Safety Considerations
Please refer to the SmPC (Summary of Product Characteristics) or the official prescribing information for safety details. Taiwan-specific label warnings and contraindications were not available in this Evidence Pack (Data Gap: TFDA 仿單 not retrieved). No drug-drug interaction data was returned from the DDI query.
Conclusion and Next Steps
Decision: Hold
Rationale: All 10 predicted indications in this Evidence Pack are classified at Evidence Level L5 — meaning the predictions are generated solely by the TxGNN model with no supporting clinical trials or disease-specific literature. The top-ranked indication (Classic Stiff Person Syndrome) has a plausible but highly indirect mechanistic hypothesis and zero empirical support; proceeding to any translational or regulatory activity is premature.

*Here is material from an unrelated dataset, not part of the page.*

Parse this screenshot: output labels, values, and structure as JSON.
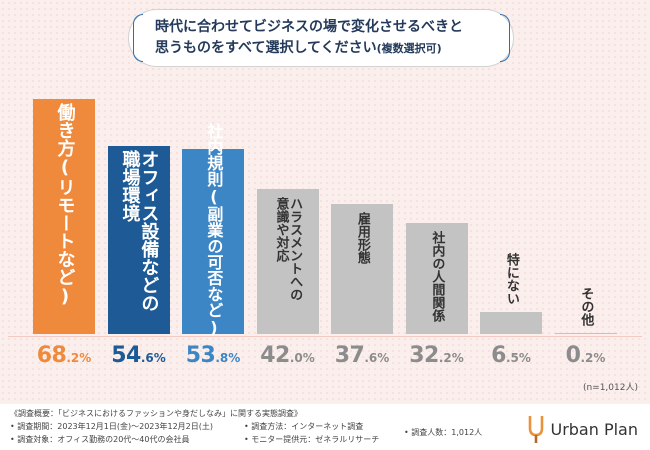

To proceed, the following is needed:
- Retrieve MOA data: Query DrugBank API for Alogliptin (DB06203) to formally document the mechanism of action and enable rigorous mechanistic-link analysis
- Retrieve TFDA prescribing information: Download and parse the TFDA SmPC PDF to populate key warnings, contraindications, and special population data (Data Gap DG001 — currently Blocking)
- Preclinical evidence scan: Conduct a broader PubMed search using MeSH terms combining “DPP-4 inhibitor” OR “gliptin” with “stiff person syndrome” OR “autoimmune neurological disease” to determine if any class-level (non-alogliptin) evidence exists
- Class-level evidence review: Evaluate whether sitagliptin or other DPP-4 inhibitors have published data in autoimmune disease models, as class effects may partially inform the plausibility of this prediction
- Indication prioritisation review: Given that 9 of 10 predicted indications are orphan/rare diseases with no evidence, consider whether mechanistically better-supported indications (e.g., Thiamine-Responsive Dysfunction Syndrome, which shares β-cell biology) warrant higher priority for evidence collection
Disclaimer
This content is for research purposes only and does not constitute medical advice. Clinical validation is required before any clinical application.